One of the first pairings of The Piglet 2016 is The Violet Bakery Cookbook and A Girl and Her Greens. After reading Klam’s comparison of these books I was surprised at the winner: The Violet Bakery Cookbook. My surprise stems solely from the fact that based on several reviews I read on Amazon, I decided not to purchase this book because there seemed to be discrepancies between amounts and directions, which resulted in some really disappointing outcomes for a few home cooks (see here and here). So I expected that Klam’s comparison might address these points, especially if she was trying some of the recipes. But her review was pretty glowing and clearly she did not experience any problems (I did find it interesting that people in the comments section did note similar problems to the ones experienced by those Amazon reviewers). It was all fine, I shrugged my shoulders and went on with life.

Then I read this post by The Piglet Editor and Co-Founder — I felt like they were defensive because there were many comments criticizing their pairing of these cookbooks, choosing Klam as a judge, to the tone of Klam’s comparison. I think that everyone is entitled to an opinion but when someone denies another person’s opinion because it’s deemed they don’t “get it” is wrong. It makes me feel icky (because it seems like they’re trying to “troll-ify” any comments they don’t like) and I guess what I expect from the writers at Food 52 is not to get defensive but to take into account criticism that is offered humbly and genuinely even if they don’t like it. It also reminded me of the trouble that went on over Roberts’ post last year. For something that should be enjoyable it seems like there is too much explaining going on. That being said, it sounds to me like they’re taking sides again by trying to justify their choices or their judge’s writing.

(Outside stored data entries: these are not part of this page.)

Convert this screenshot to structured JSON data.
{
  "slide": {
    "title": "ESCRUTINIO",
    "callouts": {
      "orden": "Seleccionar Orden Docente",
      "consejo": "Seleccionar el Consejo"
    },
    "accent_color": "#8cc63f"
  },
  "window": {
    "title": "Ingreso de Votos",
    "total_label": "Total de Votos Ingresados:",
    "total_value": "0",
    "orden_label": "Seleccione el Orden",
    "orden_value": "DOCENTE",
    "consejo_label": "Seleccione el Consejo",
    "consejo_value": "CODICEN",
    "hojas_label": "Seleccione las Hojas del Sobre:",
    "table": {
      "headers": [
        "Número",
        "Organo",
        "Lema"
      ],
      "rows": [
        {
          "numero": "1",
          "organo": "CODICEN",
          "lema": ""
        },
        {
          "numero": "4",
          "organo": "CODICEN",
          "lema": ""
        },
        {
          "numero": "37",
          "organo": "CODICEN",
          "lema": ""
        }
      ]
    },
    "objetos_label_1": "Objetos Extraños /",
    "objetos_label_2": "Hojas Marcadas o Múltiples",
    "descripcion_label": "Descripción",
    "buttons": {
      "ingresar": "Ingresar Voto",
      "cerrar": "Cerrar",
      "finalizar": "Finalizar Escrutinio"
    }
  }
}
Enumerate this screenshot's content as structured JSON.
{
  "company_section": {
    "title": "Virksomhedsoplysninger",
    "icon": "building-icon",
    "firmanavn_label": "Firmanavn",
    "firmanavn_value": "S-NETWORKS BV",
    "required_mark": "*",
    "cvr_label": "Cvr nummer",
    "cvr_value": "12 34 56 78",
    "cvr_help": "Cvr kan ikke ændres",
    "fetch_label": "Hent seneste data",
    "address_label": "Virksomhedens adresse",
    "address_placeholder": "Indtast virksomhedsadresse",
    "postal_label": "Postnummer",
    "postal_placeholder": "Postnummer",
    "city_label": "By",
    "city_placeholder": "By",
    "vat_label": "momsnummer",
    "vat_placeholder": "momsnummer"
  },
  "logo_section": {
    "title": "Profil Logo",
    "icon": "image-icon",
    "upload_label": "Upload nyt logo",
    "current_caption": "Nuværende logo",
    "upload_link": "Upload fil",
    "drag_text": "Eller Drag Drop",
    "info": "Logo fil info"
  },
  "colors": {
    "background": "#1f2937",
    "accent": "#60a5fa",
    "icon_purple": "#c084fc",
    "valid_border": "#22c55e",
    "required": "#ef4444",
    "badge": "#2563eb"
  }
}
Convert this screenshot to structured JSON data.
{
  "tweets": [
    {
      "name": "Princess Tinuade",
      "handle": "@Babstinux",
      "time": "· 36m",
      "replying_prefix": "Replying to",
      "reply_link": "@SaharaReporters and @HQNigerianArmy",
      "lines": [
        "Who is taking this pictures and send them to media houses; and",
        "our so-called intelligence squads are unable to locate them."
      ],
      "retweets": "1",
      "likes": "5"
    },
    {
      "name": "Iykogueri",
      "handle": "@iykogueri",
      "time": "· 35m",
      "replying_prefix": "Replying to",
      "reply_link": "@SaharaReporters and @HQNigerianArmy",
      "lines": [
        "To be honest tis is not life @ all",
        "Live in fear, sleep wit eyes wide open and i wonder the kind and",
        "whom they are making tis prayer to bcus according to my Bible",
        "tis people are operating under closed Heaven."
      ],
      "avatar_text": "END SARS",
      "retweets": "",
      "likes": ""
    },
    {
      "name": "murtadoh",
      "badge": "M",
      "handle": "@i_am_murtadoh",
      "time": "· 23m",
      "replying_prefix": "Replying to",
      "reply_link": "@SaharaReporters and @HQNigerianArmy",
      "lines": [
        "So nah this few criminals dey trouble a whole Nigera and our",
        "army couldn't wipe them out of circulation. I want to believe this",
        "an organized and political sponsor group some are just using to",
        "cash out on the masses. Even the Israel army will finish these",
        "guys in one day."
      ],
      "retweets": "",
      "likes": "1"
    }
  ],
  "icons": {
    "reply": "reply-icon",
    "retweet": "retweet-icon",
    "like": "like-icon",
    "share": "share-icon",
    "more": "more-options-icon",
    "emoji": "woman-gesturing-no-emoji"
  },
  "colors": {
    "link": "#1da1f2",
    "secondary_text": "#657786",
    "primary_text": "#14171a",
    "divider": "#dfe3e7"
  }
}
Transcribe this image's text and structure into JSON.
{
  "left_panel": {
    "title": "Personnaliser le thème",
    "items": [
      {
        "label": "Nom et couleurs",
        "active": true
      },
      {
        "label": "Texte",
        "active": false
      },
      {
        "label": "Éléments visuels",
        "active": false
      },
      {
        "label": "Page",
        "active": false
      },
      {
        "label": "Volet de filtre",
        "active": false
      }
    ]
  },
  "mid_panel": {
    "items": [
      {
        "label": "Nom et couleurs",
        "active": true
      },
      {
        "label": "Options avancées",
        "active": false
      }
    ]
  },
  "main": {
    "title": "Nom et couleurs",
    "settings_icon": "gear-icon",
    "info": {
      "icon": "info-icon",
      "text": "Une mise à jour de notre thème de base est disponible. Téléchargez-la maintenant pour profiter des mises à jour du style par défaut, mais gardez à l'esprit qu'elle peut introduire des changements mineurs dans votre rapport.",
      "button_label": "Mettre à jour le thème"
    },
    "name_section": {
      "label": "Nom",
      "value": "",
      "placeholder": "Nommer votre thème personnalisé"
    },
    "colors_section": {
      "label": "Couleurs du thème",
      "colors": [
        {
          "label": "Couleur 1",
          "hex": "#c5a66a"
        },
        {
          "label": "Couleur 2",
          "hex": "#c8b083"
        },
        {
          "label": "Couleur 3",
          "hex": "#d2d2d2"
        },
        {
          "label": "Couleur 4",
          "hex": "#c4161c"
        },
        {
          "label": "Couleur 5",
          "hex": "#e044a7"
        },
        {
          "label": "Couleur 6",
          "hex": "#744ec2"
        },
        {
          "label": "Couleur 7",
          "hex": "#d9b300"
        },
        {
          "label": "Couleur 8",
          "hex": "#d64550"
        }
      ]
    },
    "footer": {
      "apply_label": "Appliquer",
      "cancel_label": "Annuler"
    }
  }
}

Personally I think it’s okay if some readers don’t like Klam’s humor. I know that from week to week I try to make my reviews interesting and it may be that my humor (or attempts at it) fall flat. I would hope that people wouldn’t take what I write too personally because for whatever else I try my best to show why I like any given cookbook. You’ll never find negative reviews here because I’m writing about books that I regularly use and cook from. So I’ll try to take this year’s Piglet with a grain of salt and enjoy it for what it should be: entertaining and interesting.